California officials seize 970kg of illegal shark fins from critic of ban
Man who allegedly owns the products is an outspoken opponent of the state's ban on them
Wildlife officials in San Francisco have seized almost a ton of illegal shark fins from a vendor.
The vendor, Michael Kwong, 42, was accused of possessing 970kg of the fins, which violated a California ban that took effect last July, Lieutenant Patrick Foy of the California Department of Fish and Wildlife said.
Possessing shark fins, selling or trading them is a misdemeanour under California's law, and it would be up to a judge to determine any penalty, Foy said.

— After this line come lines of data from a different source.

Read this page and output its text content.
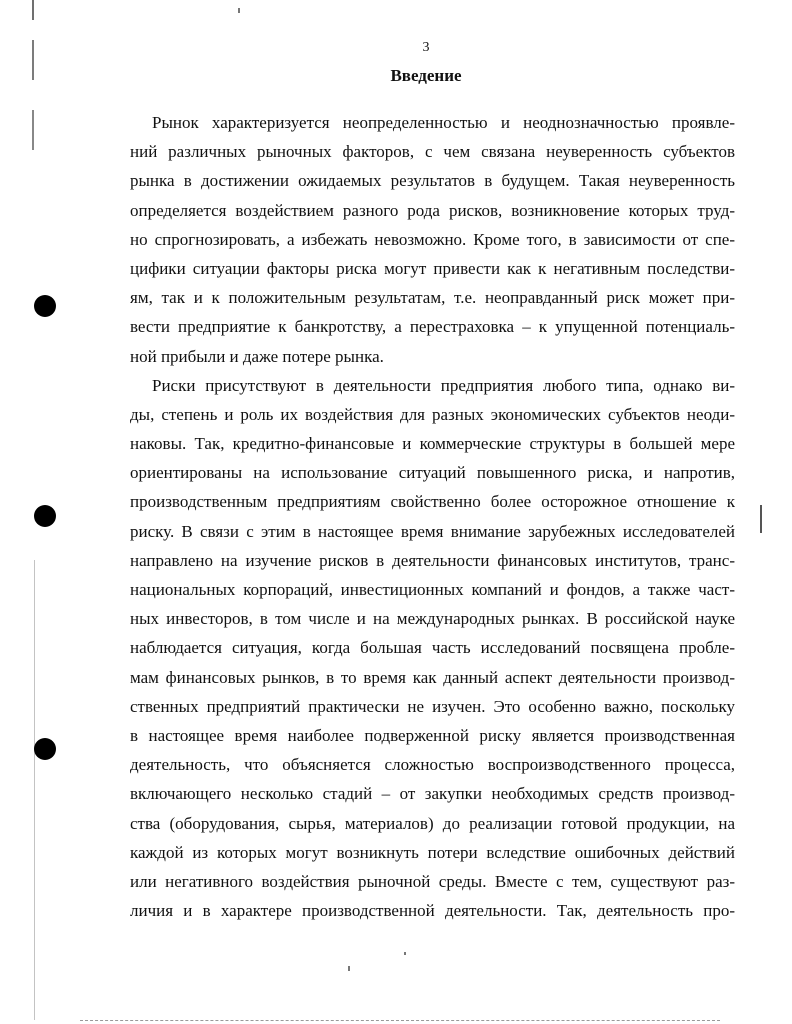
3
Введение
Рынок характеризуется неопределенностью и неоднозначностью проявле-
ний различных рыночных факторов, с чем связана неуверенность субъектов
рынка в достижении ожидаемых результатов в будущем. Такая неуверенность
определяется воздействием разного рода рисков, возникновение которых труд-
но спрогнозировать, а избежать невозможно. Кроме того, в зависимости от спе-
цифики ситуации факторы риска могут привести как к негативным последстви-
ям, так и к положительным результатам, т.е. неоправданный риск может при-
вести предприятие к банкротству, а перестраховка – к упущенной потенциаль-
ной прибыли и даже потере рынка.
Риски присутствуют в деятельности предприятия любого типа, однако ви-
ды, степень и роль их воздействия для разных экономических субъектов неоди-
наковы. Так, кредитно-финансовые и коммерческие структуры в большей мере
ориентированы на использование ситуаций повышенного риска, и напротив,
производственным предприятиям свойственно более осторожное отношение к
риску. В связи с этим в настоящее время внимание зарубежных исследователей
направлено на изучение рисков в деятельности финансовых институтов, транс-
национальных корпораций, инвестиционных компаний и фондов, а также част-
ных инвесторов, в том числе и на международных рынках. В российской науке
наблюдается ситуация, когда большая часть исследований посвящена пробле-
мам финансовых рынков, в то время как данный аспект деятельности производ-
ственных предприятий практически не изучен. Это особенно важно, поскольку
в настоящее время наиболее подверженной риску является производственная
деятельность, что объясняется сложностью воспроизводственного процесса,
включающего несколько стадий – от закупки необходимых средств производ-
ства (оборудования, сырья, материалов) до реализации готовой продукции, на
каждой из которых могут возникнуть потери вследствие ошибочных действий
или негативного воздействия рыночной среды. Вместе с тем, существуют раз-
личия и в характере производственной деятельности. Так, деятельность про-
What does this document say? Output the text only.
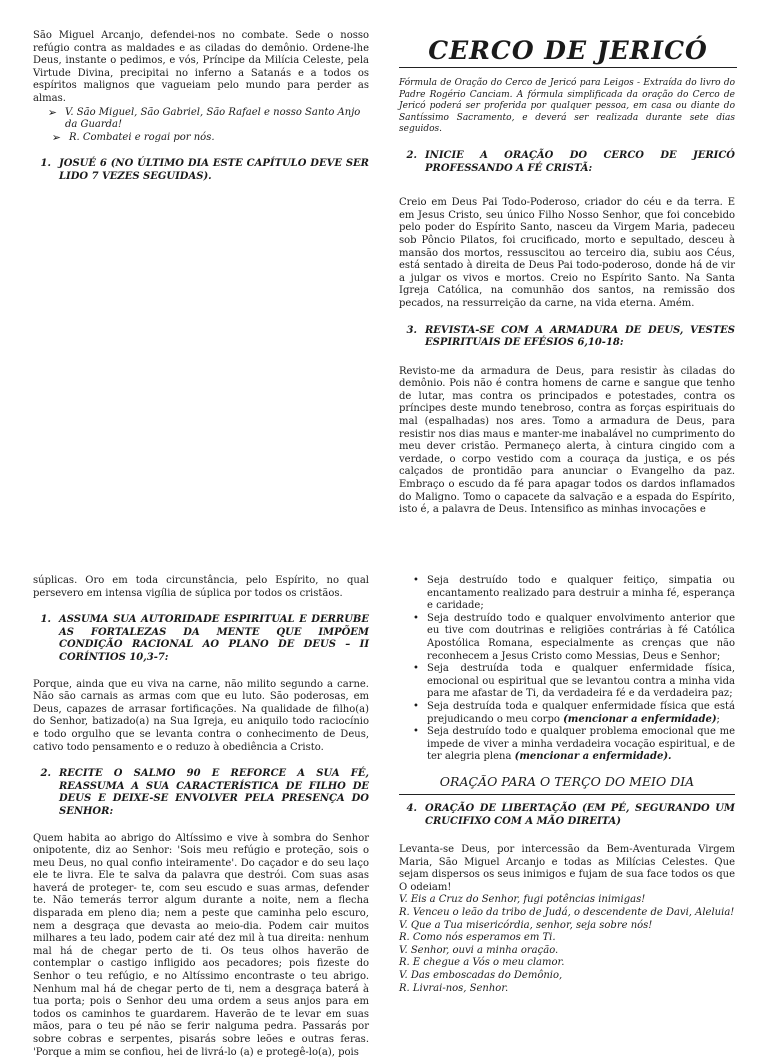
São Miguel Arcanjo, defendei-nos no combate. Sede o nosso refúgio contra as maldades e as ciladas do demônio. Ordene-lhe Deus, instante o pedimos, e vós, Príncipe da Milícia Celeste, pela Virtude Divina, precipitai no inferno a Satanás e a todos os espíritos malignos que vagueiam pelo mundo para perder as almas.

➢ V. São Miguel, São Gabriel, São Rafael e nosso Santo Anjo da Guarda!
➢ R. Combatei e rogai por nós.
1. JOSUÉ 6 (NO ÚLTIMO DIA ESTE CAPÍTULO DEVE SER LIDO 7 VEZES SEGUIDAS).
CERCO DE JERICÓ

Fórmula de Oração do Cerco de Jericó para Leigos - Extraída do livro do Padre Rogério Canciam. A fórmula simplificada da oração do Cerco de Jericó poderá ser proferida por qualquer pessoa, em casa ou diante do Santíssimo Sacramento, e deverá ser realizada durante sete dias seguidos.

2. INICIE A ORAÇÃO DO CERCO DE JERICÓ PROFESSANDO A FÉ CRISTÃ:

Creio em Deus Pai Todo-Poderoso, criador do céu e da terra. E em Jesus Cristo, seu único Filho Nosso Senhor, que foi concebido pelo poder do Espírito Santo, nasceu da Virgem Maria, padeceu sob Pôncio Pilatos, foi crucificado, morto e sepultado, desceu à mansão dos mortos, ressuscitou ao terceiro dia, subiu aos Céus, está sentado à direita de Deus Pai todo-poderoso, donde há de vir a julgar os vivos e mortos. Creio no Espírito Santo. Na Santa Igreja Católica, na comunhão dos santos, na remissão dos pecados, na ressurreição da carne, na vida eterna. Amém.

3. REVISTA-SE COM A ARMADURA DE DEUS, VESTES ESPIRITUAIS DE EFÉSIOS 6,10-18:

Revisto-me da armadura de Deus, para resistir às ciladas do demônio. Pois não é contra homens de carne e sangue que tenho de lutar, mas contra os principados e potestades, contra os príncipes deste mundo tenebroso, contra as forças espirituais do mal (espalhadas) nos ares. Tomo a armadura de Deus, para resistir nos dias maus e manter-me inabalável no cumprimento do meu dever cristão. Permaneço alerta, à cintura cingido com a verdade, o corpo vestido com a couraça da justiça, e os pés calçados de prontidão para anunciar o Evangelho da paz. Embraço o escudo da fé para apagar todos os dardos inflamados do Maligno. Tomo o capacete da salvação e a espada do Espírito, isto é, a palavra de Deus. Intensifico as minhas invocações e

súplicas. Oro em toda circunstância, pelo Espírito, no qual persevero em intensa vigília de súplica por todos os cristãos.

1. ASSUMA SUA AUTORIDADE ESPIRITUAL E DERRUBE AS FORTALEZAS DA MENTE QUE IMPÕEM CONDIÇÃO RACIONAL AO PLANO DE DEUS – II CORÍNTIOS 10,3-7:

Porque, ainda que eu viva na carne, não milito segundo a carne. Não são carnais as armas com que eu luto. São poderosas, em Deus, capazes de arrasar fortificações. Na qualidade de filho(a) do Senhor, batizado(a) na Sua Igreja, eu aniquilo todo raciocínio e todo orgulho que se levanta contra o conhecimento de Deus, cativo todo pensamento e o reduzo à obediência a Cristo.

2. RECITE O SALMO 90 E REFORCE A SUA FÉ, REASSUMA A SUA CARACTERÍSTICA DE FILHO DE DEUS E DEIXE-SE ENVOLVER PELA PRESENÇA DO SENHOR:

Quem habita ao abrigo do Altíssimo e vive à sombra do Senhor onipotente, diz ao Senhor: 'Sois meu refúgio e proteção, sois o meu Deus, no qual confio inteiramente'. Do caçador e do seu laço ele te livra. Ele te salva da palavra que destrói. Com suas asas haverá de proteger- te, com seu escudo e suas armas, defender te. Não temerás terror algum durante a noite, nem a flecha disparada em pleno dia; nem a peste que caminha pelo escuro, nem a desgraça que devasta ao meio-dia. Podem cair muitos milhares a teu lado, podem cair até dez mil à tua direita: nenhum mal há de chegar perto de ti. Os teus olhos haverão de contemplar o castigo infligido aos pecadores; pois fizeste do Senhor o teu refúgio, e no Altíssimo encontraste o teu abrigo. Nenhum mal há de chegar perto de ti, nem a desgraça baterá à tua porta; pois o Senhor deu uma ordem a seus anjos para em todos os caminhos te guardarem. Haverão de te levar em suas mãos, para o teu pé não se ferir nalguma pedra. Passarás por sobre cobras e serpentes, pisarás sobre leões e outras feras. 'Porque a mim se confiou, hei de livrá-lo (a) e protegê-lo(a), pois

• Seja destruído todo e qualquer feitiço, simpatia ou encantamento realizado para destruir a minha fé, esperança e caridade;
• Seja destruído todo e qualquer envolvimento anterior que eu tive com doutrinas e religiões contrárias à fé Católica Apostólica Romana, especialmente as crenças que não reconhecem a Jesus Cristo como Messias, Deus e Senhor;
• Seja destruída toda e qualquer enfermidade física, emocional ou espiritual que se levantou contra a minha vida para me afastar de Ti, da verdadeira fé e da verdadeira paz;
• Seja destruída toda e qualquer enfermidade física que está prejudicando o meu corpo (mencionar a enfermidade);
• Seja destruído todo e qualquer problema emocional que me impede de viver a minha verdadeira vocação espiritual, e de ter alegria plena (mencionar a enfermidade).
ORAÇÃO PARA O TERÇO DO MEIO DIA
4. ORAÇÃO DE LIBERTAÇÃO (EM PÉ, SEGURANDO UM CRUCIFIXO COM A MÃO DIREITA)

Levanta-se Deus, por intercessão da Bem-Aventurada Virgem Maria, São Miguel Arcanjo e todas as Milícias Celestes. Que sejam dispersos os seus inimigos e fujam de sua face todos os que O odeiam!

V. Eis a Cruz do Senhor, fugi potências inimigas!
R. Venceu o leão da tribo de Judá, o descendente de Davi, Aleluia!
V. Que a Tua misericórdia, senhor, seja sobre nós!
R. Como nós esperamos em Ti.
V. Senhor, ouvi a minha oração.
R. E chegue a Vós o meu clamor.
V. Das emboscadas do Demônio,
R. Livrai-nos, Senhor.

Investigators were led to Kwong during an investigation into a restaurant that was allegedly selling shark's fin soup.
"We consider this an extremely egregious violation of the law," Foy said. "We will work with San Francisco's district attorney and push the case forward."
A message left for Kwong at his business, Kwong Yip Inc, was not returned.
Kwong has been an outspoken opponent of the state's shark fin ban, and he was a member of a Chinese-American group that sued to challenge its constitutionality, Foy said.
Conservation groups have estimated that 73 million sharks are killed globally each year for their fins, which are often cut from the live animals.
Opponents of shark finning praised the bust.
"California's shark fin ban is critical to ending the cruel practice of shark finning, and to protecting sharks and ocean ecosystems for future generations," Jennifer Fearing of the Humane Society of the United States said.
"This important bust … sends a strong message that breaking California's animal protection laws has consequences."
Kwong insisted that the fins be kept refrigerated during the investigation, in the hope that he would get them back, Foy said.
The fins are often used to make shark's fin soup, a traditional Chinese dish.
Delaware, Hawaii, Illinois, Maryland, New York, Oregon and Washington also have state bans on the possession or sale of shark fins, the Humane Society said.